Martin Hirsch au Café du Commerce

 - Cela devient cher d’être pauvre !
 - Eh oui, M’sieur Martin, c’est la vie ! Qu’est-ce que j’vous sers ?
Si le Social Business, entre les mains aujourd’hui d’une confrérie de prédateurs cyniques, n’était pas un danger aussi grand pour notre société, pour les pauvres et les êtres humains en voie de paupérisation, on serait tenté de rigoler devant le titre du dernier ouvrage de l’ancien Président d’Emmaüs, ancien Haut commissaire aux solidarités actives contre la pauvreté dans le gouvernement Fillon, ancien créateur de l’ignoble statut OACAS des communautés de l’abbé Pierre, et aujourd’hui, en attendant mieux, Président de l’Agence du service civique et co-Président du “think tank” Entreprise et Pauvreté.
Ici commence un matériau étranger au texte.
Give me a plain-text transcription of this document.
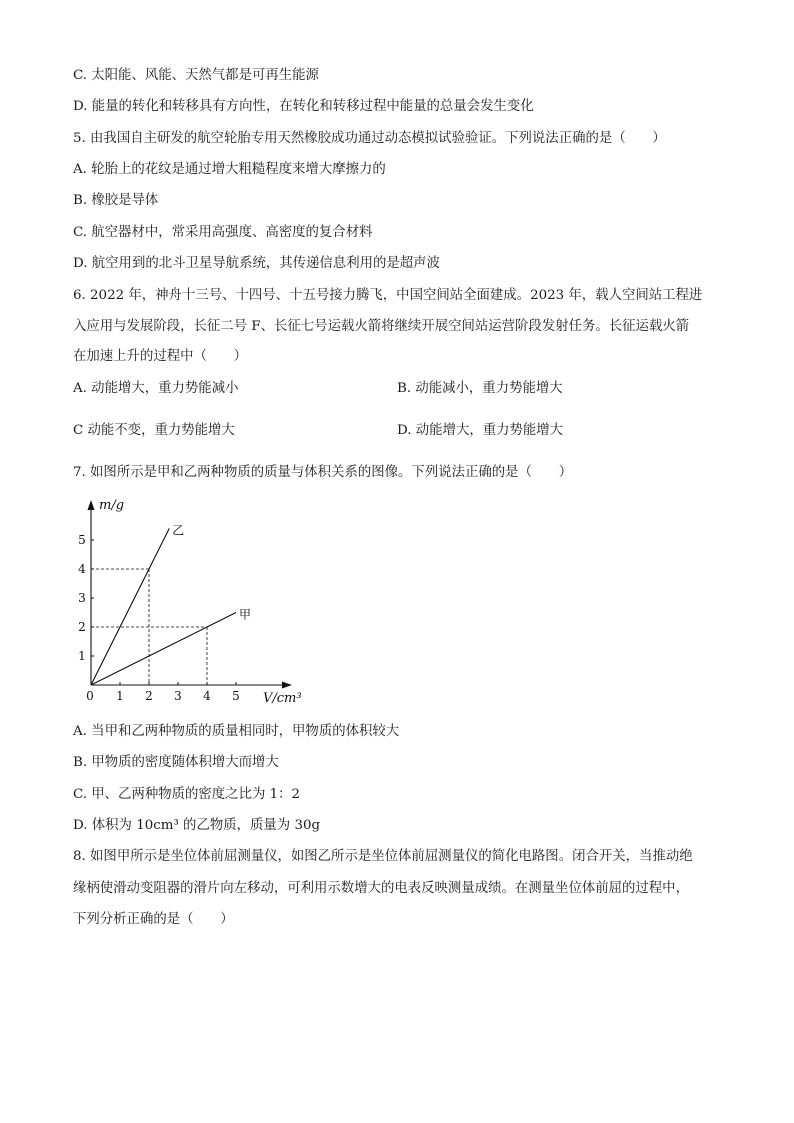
C. 太阳能、风能、天然气都是可再生能源
D. 能量的转化和转移具有方向性，在转化和转移过程中能量的总量会发生变化
5. 由我国自主研发的航空轮胎专用天然橡胶成功通过动态模拟试验验证。下列说法正确的是（　　）
A. 轮胎上的花纹是通过增大粗糙程度来增大摩擦力的
B. 橡胶是导体
C. 航空器材中，常采用高强度、高密度的复合材料
D. 航空用到的北斗卫星导航系统，其传递信息利用的是超声波
6. 2022 年，神舟十三号、十四号、十五号接力腾飞，中国空间站全面建成。2023 年，载人空间站工程进
入应用与发展阶段，长征二号 F、长征七号运载火箭将继续开展空间站运营阶段发射任务。长征运载火箭
在加速上升的过程中（　　）
A. 动能增大，重力势能减小	B. 动能减小，重力势能增大
C 动能不变，重力势能增大	D. 动能增大，重力势能增大
7. 如图所示是甲和乙两种物质的质量与体积关系的图像。下列说法正确的是（　　）
乙
甲
0 1 2 3 4 5
1
2
3
4
5
m/g
V/cm³
A. 当甲和乙两种物质的质量相同时，甲物质的体积较大
B. 甲物质的密度随体积增大而增大
C. 甲、乙两种物质的密度之比为 1：2
D. 体积为 10cm³ 的乙物质，质量为 30g
8. 如图甲所示是坐位体前屈测量仪，如图乙所示是坐位体前屈测量仪的简化电路图。闭合开关，当推动绝
缘柄使滑动变阻器的滑片向左移动，可利用示数增大的电表反映测量成绩。在测量坐位体前屈的过程中，
下列分析正确的是（　　）
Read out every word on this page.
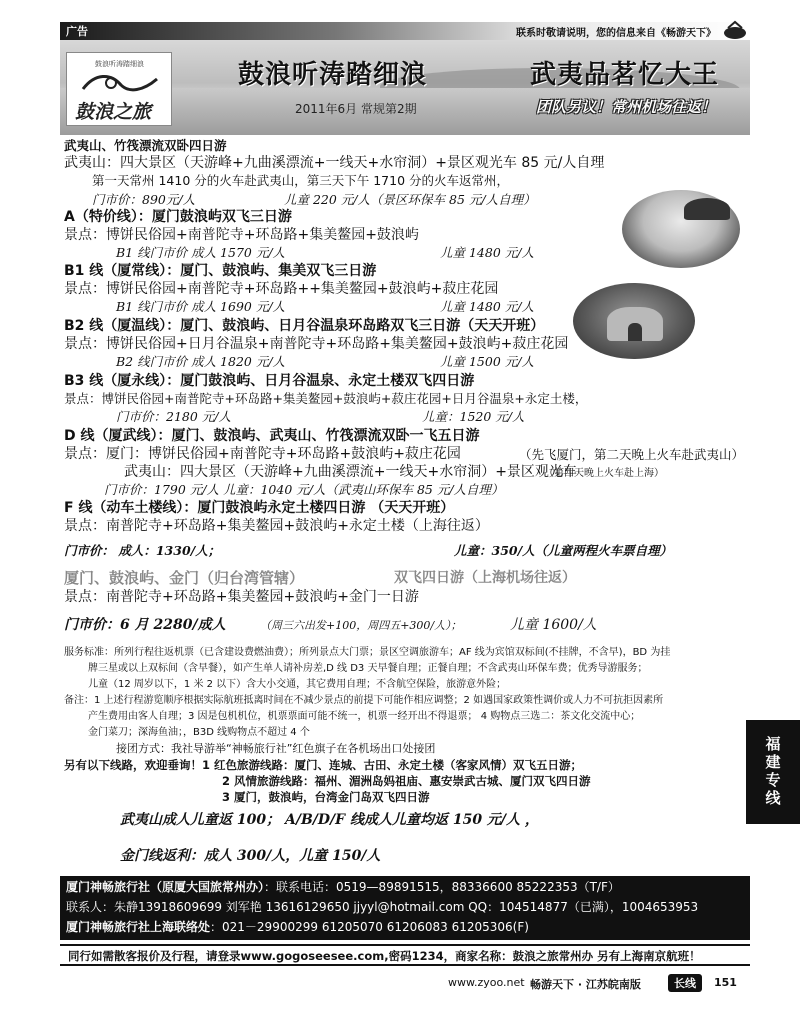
广告	联系时敬请说明，您的信息来自《畅游天下》
鼓浪听涛踏细浪
鼓浪之旅
鼓浪听涛踏细浪	武夷品茗忆大王
2011年6月 常规第2期	团队另议！常州机场往返！
武夷山、竹筏漂流双卧四日游
武夷山：四大景区（天游峰+九曲溪漂流+一线天+水帘洞）+景区观光车 85 元/人自理
第一天常州 1410 分的火车赴武夷山，第三天下午 1710 分的火车返常州，
门市价：890元/人	儿童 220 元/人（景区环保车 85 元/人自理）
A（特价线）：厦门鼓浪屿双飞三日游
景点：博饼民俗园+南普陀寺+环岛路+集美鳌园+鼓浪屿
B1 线门市价 成人 1570 元/人	儿童 1480 元/人
B1 线（厦常线）：厦门、鼓浪屿、集美双飞三日游
景点：博饼民俗园+南普陀寺+环岛路++集美鳌园+鼓浪屿+菽庄花园
B1 线门市价 成人 1690 元/人	儿童 1480 元/人
B2 线（厦温线）：厦门、鼓浪屿、日月谷温泉环岛路双飞三日游（天天开班）
景点：博饼民俗园+日月谷温泉+南普陀寺+环岛路+集美鳌园+鼓浪屿+菽庄花园
B2 线门市价 成人 1820 元/人	儿童 1500 元/人
B3 线（厦永线）：厦门鼓浪屿、日月谷温泉、永定土楼双飞四日游
景点：博饼民俗园+南普陀寺+环岛路+集美鳌园+鼓浪屿+菽庄花园+日月谷温泉+永定土楼，
门市价：2180 元/人	儿童：1520 元/人
D 线（厦武线）：厦门、鼓浪屿、武夷山、竹筏漂流双卧一飞五日游
景点：厦门：博饼民俗园+南普陀寺+环岛路+鼓浪屿+菽庄花园	（先飞厦门，第二天晚上火车赴武夷山）
武夷山：四大景区（天游峰+九曲溪漂流+一线天+水帘洞）+景区观光车
（第四天晚上火车赴上海）
门市价：1790 元/人 儿童：1040 元/人（武夷山环保车 85 元/人自理）
F 线（动车土楼线）：厦门鼓浪屿永定土楼四日游 （天天开班）
景点：南普陀寺+环岛路+集美鳌园+鼓浪屿+永定土楼（上海往返）
门市价： 成人：1330/人；	儿童：350/人（儿童两程火车票自理）
厦门、鼓浪屿、金门（归台湾管辖）	双飞四日游（上海机场往返）
景点：南普陀寺+环岛路+集美鳌园+鼓浪屿+金门一日游
门市价：6 月 2280/成人	（周三六出发+100，周四五+300/人）；	儿童 1600/人
服务标准：所列行程往返机票（已含建设费燃油费）；所列景点大门票；景区空调旅游车；AF 线为宾馆双标间(不挂牌，不含早)，BD 为挂
牌三星或以上双标间（含早餐），如产生单人请补房差,D 线 D3 天早餐自理；正餐自理；不含武夷山环保车费；优秀导游服务；
儿童（12 周岁以下，1 米 2 以下）含大小交通，其它费用自理；不含航空保险，旅游意外险；
备注：1 上述行程游览顺序根据实际航班抵离时间在不减少景点的前提下可能作相应调整；2 如遇国家政策性调价或人力不可抗拒因素所
产生费用由客人自理；3 因是包机机位，机票票面可能不统一，机票一经开出不得退票； 4 购物点三选二：茶文化交流中心；
金门菜刀；深海鱼油；，B3D 线购物点不超过 4 个
接团方式：我社导游举“神畅旅行社”红色旗子在各机场出口处接团
另有以下线路，欢迎垂询！1 红色旅游线路：厦门、连城、古田、永定土楼（客家风情）双飞五日游；
2 风情旅游线路：福州、湄洲岛妈祖庙、惠安崇武古城、厦门双飞四日游
3 厦门，鼓浪屿，台湾金门岛双飞四日游
武夷山成人儿童返 100； A/B/D/F 线成人儿童均返 150 元/人 ，
金门线返利：成人 300/人，儿童 150/人
福建专线
厦门神畅旅行社（原厦大国旅常州办）：联系电话：0519—89891515，88336600 85222353（T/F）
联系人：朱静13918609699 刘军艳 13616129650 jjyyl@hotmail.com QQ：104514877（已满），1004653953
厦门神畅旅行社上海联络处：021－29900299 61205070 61206083 61205306(F)
同行如需散客报价及行程，请登录www.gogoseesee.com,密码1234，商家名称：鼓浪之旅常州办 另有上海南京航班！
www.zyoo.net 畅游天下 · 江苏皖南版	长线	151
Mais, hélas, il faut garder tout son sérieux pour analyser avec lucidité le phénomène dont l’entreprise de Martin Hirsch n’est qu’un symptôme médiatisé parmi les plus visibles.
En effet, de quoi est-il question dans ce livre, qui recopie les idées (déjà bien datées) du think tank Entreprise et Pauvreté ? Que cherche-t-il encore à nous vendre, cet ancien énarque qui prétend avoir pour vocation la lutte contre la pauvreté, alors qu’elle n’est de toute évidence qu’une étape comme une autre dans son plan de carrière ? Car la carrière, chez Martin Hirsch, c’est sacré ! L’engagement dans une grande cause où l’on fait fructifier ses propres intérêts, grâce à laquelle on peut gravir les échelons du Pouvoir, il n’y a rien de plus beau au monde, comme son père le lui écrivait dans cette fameuse lettre envolée à la fin du quinquennat Sarkozy, et dont il fit un livre inspiré du divan (La lettre perdue, Stock, 2012).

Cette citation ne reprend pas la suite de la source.